Paris, le 12 décembre 2024 : Plus de 7,3 milliards de dollars ont récemment été investis par les grands gestionnaires d’actifs dans des obligations d’entreprises développant des projets fossiles. Des investissements risqués pour le climat, à rebours des intérêts long terme de ceux qui leur ont confié cet argent, comme des fonds de pension ou autres détenteurs d’actifs. L’évaluation des pratiques climatiques des 25 plus grands gestionnaires d’actifs européens et américains, publiée ce jeudi par Reclaim Finance (1), montre en effet leur soutien à l’expansion fossile à la fois par les investissements et par leurs votes aux assemblées générales. Reclaim Finance appelle les détenteurs d’actifs à engager le dialogue sur ce sujet auprès de leurs gestionnaires d’actifs et à cesser de confier de nouveaux mandats à ceux qui soutiennent massivement l’expansion fossile.
Souvent investisseurs de long terme, les détenteurs d’actifs sont particulièrement vulnérables aux risques climatiques, qui affectent également leurs bénéficiaires (clients, retraités, cotisants, épargnants, etc.). Puisque la plupart des détenteurs d’actifs investissent indirectement sous la forme de mandat confiés à des gestionnaires d’actifs, le choix et les pratiques de ces gestionnaires sont essentiels pour faire faire à ces risques climatiques. Or, la quasi-totalité des 25 gestionnaires d’actifs européens et américains évalués continuent de soutenir le développement des énergies fossiles, aggravant le dérèglement climatique et rendant inatteignable l’objectif de limiter la température à 1,5°C (2).
D’après cette nouvelle analyse, les 25 gestionnaires d’actifs (3) analysés, dont les français Amundi, AXA Investment Managers, ne parviennent toujours pas à aligner leurs pratiques sur la science climatique. Ces gestionnaires négligent les risques systémiques liés au climat, en fournissant de nouveaux capitaux aux entreprises qui développent leurs activités fossiles à travers de nouveaux investissements obligataires. L’analyse révèle que les 25 gestionnaires d’actifs détenaient plus de 7,3 milliards de dollars d’obligations émises par des développeurs fossiles entre le 1er janvier 2023 et le 30 juin 2024.
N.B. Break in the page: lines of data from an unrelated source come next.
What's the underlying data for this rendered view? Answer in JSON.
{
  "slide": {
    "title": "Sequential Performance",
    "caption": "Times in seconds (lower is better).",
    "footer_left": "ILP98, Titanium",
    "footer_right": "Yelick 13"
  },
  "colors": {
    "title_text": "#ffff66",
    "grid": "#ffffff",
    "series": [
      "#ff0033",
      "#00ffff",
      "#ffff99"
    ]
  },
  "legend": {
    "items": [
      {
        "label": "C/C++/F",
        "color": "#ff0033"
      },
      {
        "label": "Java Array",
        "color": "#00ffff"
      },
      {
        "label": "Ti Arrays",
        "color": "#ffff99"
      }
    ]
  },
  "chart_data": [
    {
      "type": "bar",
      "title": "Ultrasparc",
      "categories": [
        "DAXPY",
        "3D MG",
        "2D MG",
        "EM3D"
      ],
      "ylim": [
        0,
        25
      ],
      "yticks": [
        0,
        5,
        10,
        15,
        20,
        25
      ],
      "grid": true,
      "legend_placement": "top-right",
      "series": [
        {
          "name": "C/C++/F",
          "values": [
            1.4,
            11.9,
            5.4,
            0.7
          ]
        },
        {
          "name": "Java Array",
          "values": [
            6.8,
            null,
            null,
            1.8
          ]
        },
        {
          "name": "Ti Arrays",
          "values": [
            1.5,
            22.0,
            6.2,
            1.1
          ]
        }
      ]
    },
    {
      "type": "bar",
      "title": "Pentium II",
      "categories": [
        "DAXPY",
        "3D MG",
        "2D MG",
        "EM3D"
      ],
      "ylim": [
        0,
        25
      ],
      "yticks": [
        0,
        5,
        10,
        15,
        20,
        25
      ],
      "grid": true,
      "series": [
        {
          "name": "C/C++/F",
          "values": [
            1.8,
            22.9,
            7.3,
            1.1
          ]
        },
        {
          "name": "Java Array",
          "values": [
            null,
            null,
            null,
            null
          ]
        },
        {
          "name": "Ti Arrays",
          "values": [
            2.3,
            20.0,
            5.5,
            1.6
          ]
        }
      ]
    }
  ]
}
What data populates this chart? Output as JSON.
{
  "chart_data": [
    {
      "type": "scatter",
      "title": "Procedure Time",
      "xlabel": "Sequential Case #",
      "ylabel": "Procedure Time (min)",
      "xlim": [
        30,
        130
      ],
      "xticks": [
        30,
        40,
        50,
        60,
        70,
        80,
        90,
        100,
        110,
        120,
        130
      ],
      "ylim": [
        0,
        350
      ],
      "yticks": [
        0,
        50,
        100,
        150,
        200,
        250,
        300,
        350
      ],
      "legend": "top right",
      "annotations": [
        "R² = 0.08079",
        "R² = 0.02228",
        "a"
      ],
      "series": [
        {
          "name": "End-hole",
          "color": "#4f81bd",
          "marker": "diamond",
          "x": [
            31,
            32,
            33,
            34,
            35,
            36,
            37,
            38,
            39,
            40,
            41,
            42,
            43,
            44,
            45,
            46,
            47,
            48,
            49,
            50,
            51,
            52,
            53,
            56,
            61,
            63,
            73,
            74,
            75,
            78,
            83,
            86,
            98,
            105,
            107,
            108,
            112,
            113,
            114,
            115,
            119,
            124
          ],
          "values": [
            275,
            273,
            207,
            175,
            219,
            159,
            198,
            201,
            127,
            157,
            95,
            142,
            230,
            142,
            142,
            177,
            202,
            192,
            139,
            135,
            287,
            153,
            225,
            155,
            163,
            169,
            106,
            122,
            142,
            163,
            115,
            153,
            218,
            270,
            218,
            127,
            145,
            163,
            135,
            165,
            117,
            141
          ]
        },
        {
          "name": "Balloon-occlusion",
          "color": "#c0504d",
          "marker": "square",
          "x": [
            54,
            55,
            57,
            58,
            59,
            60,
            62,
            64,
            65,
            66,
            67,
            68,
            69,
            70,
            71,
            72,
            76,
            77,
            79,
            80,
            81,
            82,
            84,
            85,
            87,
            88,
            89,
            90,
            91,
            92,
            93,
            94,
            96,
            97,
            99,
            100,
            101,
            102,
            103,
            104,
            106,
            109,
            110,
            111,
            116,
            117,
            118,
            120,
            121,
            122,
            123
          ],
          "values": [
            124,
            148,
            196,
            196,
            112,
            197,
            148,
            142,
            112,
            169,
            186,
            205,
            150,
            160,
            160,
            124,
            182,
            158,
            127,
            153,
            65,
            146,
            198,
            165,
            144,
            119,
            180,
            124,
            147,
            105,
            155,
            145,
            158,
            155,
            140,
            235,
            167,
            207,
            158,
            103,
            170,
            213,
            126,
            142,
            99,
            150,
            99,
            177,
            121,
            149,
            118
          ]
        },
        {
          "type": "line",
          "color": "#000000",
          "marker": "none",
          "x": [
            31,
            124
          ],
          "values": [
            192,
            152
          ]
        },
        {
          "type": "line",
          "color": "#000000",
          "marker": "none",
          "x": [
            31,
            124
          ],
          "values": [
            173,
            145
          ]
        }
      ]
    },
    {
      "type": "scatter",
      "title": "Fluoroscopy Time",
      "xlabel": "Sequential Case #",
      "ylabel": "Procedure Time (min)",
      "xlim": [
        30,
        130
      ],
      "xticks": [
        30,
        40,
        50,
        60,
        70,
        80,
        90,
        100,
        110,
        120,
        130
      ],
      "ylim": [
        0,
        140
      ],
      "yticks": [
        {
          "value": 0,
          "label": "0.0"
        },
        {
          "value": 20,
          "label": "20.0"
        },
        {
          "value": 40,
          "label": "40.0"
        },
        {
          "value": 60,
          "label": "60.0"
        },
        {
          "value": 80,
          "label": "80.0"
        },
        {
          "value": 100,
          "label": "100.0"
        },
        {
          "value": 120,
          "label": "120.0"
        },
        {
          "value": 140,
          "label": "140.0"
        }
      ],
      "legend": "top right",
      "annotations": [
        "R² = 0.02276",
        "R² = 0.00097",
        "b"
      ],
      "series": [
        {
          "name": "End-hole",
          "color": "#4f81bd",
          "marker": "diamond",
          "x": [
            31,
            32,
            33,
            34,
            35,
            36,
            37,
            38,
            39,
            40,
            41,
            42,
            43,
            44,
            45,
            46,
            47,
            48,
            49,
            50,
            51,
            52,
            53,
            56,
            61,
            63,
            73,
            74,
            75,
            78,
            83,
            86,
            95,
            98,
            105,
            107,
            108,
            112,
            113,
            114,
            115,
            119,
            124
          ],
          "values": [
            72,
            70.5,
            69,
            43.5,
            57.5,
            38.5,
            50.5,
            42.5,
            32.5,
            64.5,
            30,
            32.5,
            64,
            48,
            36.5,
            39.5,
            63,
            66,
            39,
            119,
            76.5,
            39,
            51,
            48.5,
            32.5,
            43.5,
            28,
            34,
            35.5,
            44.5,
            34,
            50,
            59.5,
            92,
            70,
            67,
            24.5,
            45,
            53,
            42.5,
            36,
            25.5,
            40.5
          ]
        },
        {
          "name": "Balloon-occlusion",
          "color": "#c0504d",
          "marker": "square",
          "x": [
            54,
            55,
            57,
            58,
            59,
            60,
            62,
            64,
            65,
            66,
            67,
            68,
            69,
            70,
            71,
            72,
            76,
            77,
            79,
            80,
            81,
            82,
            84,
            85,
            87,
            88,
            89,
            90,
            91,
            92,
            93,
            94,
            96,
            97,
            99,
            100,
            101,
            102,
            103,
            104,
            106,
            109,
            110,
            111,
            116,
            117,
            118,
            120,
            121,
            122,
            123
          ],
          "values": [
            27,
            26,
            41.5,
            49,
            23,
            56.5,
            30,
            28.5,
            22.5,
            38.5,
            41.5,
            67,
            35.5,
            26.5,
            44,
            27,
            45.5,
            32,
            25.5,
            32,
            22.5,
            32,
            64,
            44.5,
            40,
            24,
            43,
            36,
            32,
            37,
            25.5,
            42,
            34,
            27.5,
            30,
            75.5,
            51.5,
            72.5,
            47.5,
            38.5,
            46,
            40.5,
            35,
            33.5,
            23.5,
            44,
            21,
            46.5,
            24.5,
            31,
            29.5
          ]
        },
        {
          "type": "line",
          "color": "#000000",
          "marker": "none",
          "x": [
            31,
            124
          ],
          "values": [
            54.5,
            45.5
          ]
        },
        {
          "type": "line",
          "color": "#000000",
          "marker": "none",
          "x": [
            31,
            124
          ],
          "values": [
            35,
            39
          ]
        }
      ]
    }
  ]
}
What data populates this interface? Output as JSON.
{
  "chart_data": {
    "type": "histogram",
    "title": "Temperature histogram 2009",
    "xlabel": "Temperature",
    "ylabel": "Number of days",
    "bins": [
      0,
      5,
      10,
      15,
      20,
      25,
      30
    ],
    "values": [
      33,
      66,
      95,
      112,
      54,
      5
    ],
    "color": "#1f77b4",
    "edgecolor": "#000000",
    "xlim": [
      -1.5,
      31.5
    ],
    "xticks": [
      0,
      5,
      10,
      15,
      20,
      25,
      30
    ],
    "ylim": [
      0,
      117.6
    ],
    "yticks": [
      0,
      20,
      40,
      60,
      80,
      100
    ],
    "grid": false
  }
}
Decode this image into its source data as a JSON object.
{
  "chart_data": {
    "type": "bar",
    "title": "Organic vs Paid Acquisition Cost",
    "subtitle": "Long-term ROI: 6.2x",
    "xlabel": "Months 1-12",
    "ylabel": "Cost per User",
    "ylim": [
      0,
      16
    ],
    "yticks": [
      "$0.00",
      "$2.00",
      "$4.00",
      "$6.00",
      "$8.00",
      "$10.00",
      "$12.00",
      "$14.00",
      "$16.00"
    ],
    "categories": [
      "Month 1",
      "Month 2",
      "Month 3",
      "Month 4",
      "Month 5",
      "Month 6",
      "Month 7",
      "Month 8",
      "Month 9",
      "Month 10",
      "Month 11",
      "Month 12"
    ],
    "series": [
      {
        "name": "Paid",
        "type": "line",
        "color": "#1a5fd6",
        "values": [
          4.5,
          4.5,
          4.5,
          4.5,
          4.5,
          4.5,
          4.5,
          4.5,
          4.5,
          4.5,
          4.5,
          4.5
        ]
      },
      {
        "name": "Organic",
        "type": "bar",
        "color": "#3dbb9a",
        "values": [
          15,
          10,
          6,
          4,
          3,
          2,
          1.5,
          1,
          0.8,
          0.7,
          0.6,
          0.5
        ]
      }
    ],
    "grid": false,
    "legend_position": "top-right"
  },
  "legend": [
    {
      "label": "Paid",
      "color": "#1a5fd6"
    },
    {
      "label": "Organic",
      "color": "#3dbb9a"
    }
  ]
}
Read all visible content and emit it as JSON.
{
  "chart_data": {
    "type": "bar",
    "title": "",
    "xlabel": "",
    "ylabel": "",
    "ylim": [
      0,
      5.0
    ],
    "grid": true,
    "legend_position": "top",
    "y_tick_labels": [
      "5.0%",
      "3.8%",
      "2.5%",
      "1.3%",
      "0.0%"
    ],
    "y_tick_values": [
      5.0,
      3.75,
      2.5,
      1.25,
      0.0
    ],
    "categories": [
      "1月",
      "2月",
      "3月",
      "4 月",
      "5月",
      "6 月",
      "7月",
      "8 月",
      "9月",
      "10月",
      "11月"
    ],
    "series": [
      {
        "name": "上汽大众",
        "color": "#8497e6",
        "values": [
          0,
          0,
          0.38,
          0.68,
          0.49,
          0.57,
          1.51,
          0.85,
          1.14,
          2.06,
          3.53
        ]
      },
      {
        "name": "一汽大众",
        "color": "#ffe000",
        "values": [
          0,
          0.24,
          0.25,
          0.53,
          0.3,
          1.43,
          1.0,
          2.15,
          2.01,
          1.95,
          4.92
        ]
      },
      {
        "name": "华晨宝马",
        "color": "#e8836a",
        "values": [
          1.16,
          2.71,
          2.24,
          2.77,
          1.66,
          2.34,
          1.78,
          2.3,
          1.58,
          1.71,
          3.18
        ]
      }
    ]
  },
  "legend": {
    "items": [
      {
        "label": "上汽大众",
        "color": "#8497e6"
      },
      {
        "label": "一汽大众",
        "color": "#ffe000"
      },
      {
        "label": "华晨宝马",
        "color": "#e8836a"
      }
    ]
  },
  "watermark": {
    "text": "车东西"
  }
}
L’analyse des pratiques de vote des gestionnaires d’actifs révèle qu’ils ont également soutenu les décisions de gestion des plus grands développeurs fossiles lors des assemblées générales de ces entreprises, avec en moyenne 79 % de leurs votes en faveur des résolutions approuvant les actions des conseils d’administration en 2024 (4), y compris la réélection des administrateurs.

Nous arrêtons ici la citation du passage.